Pendant toute la soirée, Emma ne s’occupa que des regrets que lui causait la condescendance qu’elle avait eue d’aller à Box-Hill. Elle ignorait ce que le reste de la compagnie en pensait. Il était possible que, rentrés chez eux, ils se rappelaient cette partie avec plaisir ; mais, suivant elle, c’était une journée mal employée, pendant laquelle l’on n’avait joui d’aucun agrément, et dont le souvenir lui était extraordinairement désagréable. Une soirée entière passée à jouer au trictrac avec son père, lui paraissait bien préférable. En cela, au moins, elle avait le plaisir de passer, en amusant son père, les heures les plus agréables de la journée, et de sentir que, bien qu’elle ne méritât pas toute l’affection, tout l’attachement qu’il avait pour elle, sa conduite envers lui était exempte de reproches. Elle se flattait d’avoir pour son père le cœur d’une fille reconnaissante et sensible ; elle espérait que personne n’aurait osé lui dire : comment pouvez-vous manquer à votre père ? « Je dois, je veux vous dire la vérité tandis que je le puis. » Mademoiselle Bates n’aura jamais ; non, jamais… Si, à l’avenir, les attentions les plus suivies peuvent faire oublier le passé, elle espérait obtenir son pardon. Elle l’avait négligée long-temps ; sa conscience le lui reprochait ; cette négligence, à la vérité, venait plutôt de l’esprit que du cœur ; elle n’en était pas moins peu gracieuse et méprisante. Mais cela n’arriverait plus. Dans la ferveur de sa contrition, elle se proposait d’aller la voir le lendemain matin, et d’entretenir avec elle un commerce suivi et amical.

Le lendemain la trouva inaltérable dans la résolution de la veille ; et, pour que rien ne s’opposât à son dessein, elle partit de bonne heure. Elle pensa que, peut-être, elle rencontrerait M. Knightley en chemin, ou qu’il la trouverait chez madame Bates. Elle ne le craignait pas ; elle n’aurait pas eu honte de l’avoir pour témoin de la pénitence qu’elle s’était imposée. Ses yeux se tournèrent vers Donwell en marchant ; mais elle ne le vit pas.

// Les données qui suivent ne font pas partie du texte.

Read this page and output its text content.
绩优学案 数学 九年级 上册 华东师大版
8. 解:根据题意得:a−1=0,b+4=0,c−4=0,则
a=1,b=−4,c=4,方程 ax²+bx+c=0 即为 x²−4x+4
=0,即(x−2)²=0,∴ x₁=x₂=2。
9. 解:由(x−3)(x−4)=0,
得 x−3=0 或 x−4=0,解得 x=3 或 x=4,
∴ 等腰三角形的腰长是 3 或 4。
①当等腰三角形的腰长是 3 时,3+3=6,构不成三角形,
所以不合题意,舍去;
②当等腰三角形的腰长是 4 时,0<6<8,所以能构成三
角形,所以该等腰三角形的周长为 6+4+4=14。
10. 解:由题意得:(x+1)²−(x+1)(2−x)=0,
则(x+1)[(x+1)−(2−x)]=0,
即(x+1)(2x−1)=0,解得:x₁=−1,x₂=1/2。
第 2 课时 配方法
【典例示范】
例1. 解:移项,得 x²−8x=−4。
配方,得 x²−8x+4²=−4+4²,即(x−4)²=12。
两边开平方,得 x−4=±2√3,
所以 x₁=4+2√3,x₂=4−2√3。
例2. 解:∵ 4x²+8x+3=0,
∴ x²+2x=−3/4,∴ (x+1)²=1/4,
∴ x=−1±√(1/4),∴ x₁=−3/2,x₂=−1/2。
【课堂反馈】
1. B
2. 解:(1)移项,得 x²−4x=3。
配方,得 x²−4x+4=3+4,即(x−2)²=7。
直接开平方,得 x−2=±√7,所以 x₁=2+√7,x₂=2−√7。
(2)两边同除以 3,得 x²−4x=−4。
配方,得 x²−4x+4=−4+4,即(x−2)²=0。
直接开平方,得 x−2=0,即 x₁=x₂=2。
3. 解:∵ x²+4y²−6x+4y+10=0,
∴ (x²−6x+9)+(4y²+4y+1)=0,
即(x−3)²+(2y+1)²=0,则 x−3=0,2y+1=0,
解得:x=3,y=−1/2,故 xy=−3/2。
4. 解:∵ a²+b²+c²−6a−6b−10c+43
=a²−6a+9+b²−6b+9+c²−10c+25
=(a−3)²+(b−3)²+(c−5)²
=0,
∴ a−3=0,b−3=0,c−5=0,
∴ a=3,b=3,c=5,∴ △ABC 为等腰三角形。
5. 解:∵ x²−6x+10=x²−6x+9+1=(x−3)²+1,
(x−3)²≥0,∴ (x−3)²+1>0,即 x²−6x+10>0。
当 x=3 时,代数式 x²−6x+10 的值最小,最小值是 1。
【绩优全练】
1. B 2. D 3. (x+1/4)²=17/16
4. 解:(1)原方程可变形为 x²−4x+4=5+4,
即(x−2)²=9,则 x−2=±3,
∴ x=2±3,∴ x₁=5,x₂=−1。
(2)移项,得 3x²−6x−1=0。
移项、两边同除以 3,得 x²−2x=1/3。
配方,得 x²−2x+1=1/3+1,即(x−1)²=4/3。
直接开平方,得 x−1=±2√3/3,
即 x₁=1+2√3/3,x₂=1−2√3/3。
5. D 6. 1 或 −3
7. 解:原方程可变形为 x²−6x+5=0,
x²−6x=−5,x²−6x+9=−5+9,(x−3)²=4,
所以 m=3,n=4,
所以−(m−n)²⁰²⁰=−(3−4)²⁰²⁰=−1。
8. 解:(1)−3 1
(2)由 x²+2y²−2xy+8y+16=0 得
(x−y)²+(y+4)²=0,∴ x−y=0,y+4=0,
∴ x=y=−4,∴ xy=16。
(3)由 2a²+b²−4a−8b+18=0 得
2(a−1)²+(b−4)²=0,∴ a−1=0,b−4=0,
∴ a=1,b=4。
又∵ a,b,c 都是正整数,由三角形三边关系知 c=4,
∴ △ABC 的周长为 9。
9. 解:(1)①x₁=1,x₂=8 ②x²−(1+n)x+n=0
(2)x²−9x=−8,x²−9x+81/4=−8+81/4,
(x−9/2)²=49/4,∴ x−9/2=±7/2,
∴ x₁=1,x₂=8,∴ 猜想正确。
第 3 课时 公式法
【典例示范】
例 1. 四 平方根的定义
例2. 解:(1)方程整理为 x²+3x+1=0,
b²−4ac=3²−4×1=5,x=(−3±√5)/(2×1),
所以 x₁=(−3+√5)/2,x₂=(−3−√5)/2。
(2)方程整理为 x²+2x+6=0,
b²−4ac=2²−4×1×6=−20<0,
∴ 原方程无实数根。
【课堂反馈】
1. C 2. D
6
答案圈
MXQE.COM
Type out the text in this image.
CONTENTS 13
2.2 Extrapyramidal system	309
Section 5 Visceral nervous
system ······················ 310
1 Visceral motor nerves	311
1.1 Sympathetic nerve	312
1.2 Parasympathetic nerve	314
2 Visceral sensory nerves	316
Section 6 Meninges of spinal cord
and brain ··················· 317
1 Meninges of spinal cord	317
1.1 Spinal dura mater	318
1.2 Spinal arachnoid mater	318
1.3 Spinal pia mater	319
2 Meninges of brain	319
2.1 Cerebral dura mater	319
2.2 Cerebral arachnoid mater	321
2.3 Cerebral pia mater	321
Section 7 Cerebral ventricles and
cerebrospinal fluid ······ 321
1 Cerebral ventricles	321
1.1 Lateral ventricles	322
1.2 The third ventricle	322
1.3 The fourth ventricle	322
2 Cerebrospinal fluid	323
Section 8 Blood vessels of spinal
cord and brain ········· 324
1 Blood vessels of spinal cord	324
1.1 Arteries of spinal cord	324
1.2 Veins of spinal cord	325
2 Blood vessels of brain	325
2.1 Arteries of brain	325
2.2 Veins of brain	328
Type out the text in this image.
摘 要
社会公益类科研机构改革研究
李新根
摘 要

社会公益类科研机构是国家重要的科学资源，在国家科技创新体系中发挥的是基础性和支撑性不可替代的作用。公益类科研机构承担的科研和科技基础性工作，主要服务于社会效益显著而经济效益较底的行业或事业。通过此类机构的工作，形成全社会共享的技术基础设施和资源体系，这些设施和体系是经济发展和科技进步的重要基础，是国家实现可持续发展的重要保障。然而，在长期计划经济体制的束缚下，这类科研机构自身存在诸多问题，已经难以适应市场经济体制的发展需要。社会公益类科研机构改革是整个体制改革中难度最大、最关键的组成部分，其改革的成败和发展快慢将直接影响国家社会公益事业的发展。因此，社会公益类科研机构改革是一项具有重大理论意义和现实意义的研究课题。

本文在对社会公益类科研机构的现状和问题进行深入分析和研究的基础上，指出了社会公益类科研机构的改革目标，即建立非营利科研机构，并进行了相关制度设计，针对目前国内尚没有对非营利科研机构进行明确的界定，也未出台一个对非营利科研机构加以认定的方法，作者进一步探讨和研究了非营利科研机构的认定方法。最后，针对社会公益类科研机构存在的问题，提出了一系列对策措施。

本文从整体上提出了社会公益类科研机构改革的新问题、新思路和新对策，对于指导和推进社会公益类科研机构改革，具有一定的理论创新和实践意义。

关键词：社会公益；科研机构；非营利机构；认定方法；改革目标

Ces dames étaient à la maison ; chose qui ne lui avait jamais causé de plaisir auparavant. Dans ses précédentes visites, son intention ne fut jamais de leur en donner ; lorsqu’elle se rendait chez elles, c’était pour les obliger, ou pour s’amuser de leurs ridicules.

À son approche, il se fit beaucoup de bruit ; on se remuait, on parlait. Elle entendit la voix de mademoiselle Bates. Il paraissait qu’il y avait beaucoup d’agitation ; la domestique semblait effrayée et dans un grand embarras. Elle la pria d’attendre un instant ; enfin elle l’introduisit un peu trop tôt. La tante et la nièce entrèrent précipitamment dans une chambre voisine. Elle entrevit Jeanne, qui lui parut incommodée, et avant qu’on eût fermé la porte, elle entendit mademoiselle Bates dire à sa nièce : Je dirai que vous vous êtes jetée sur le lit ; vous êtes assez mal pour en avoir besoin. La pauvre madame Bates, polie et humble suivant sa coutume, avait l’air d’ignorer ce qui se passait.

« Je crains que Jeanne ne soit indisposée, dit-elle ; on m’assure qu’elle se porte bien. Mademoiselle Woodhouse, vous avez trouvé un fauteuil. Je voudrais que ma fille fût ici. Je ne suis guère en état de… Avez-vous un fauteuil, mademoiselle ? J’espère qu’elle viendra bientôt. »

Emma le désirait aussi ; car elle craignait que cette pauvre fille ne cherchât à éviter sa présence. Elle arriva enfin. — « Quel bonheur ! vous avez bien de la bonté, mille grâces. » — Mais Emma s’aperçut qu’elle n’avait pas sa volubilité ordinaire ; qu’elle était gênée dans ses regards et dans ses actions. Elle se flatta de faire revivre l’ancienne intimité, en s’informant avec empressement de la santé de mademoiselle Fairfax. Cela lui réussit à merveille.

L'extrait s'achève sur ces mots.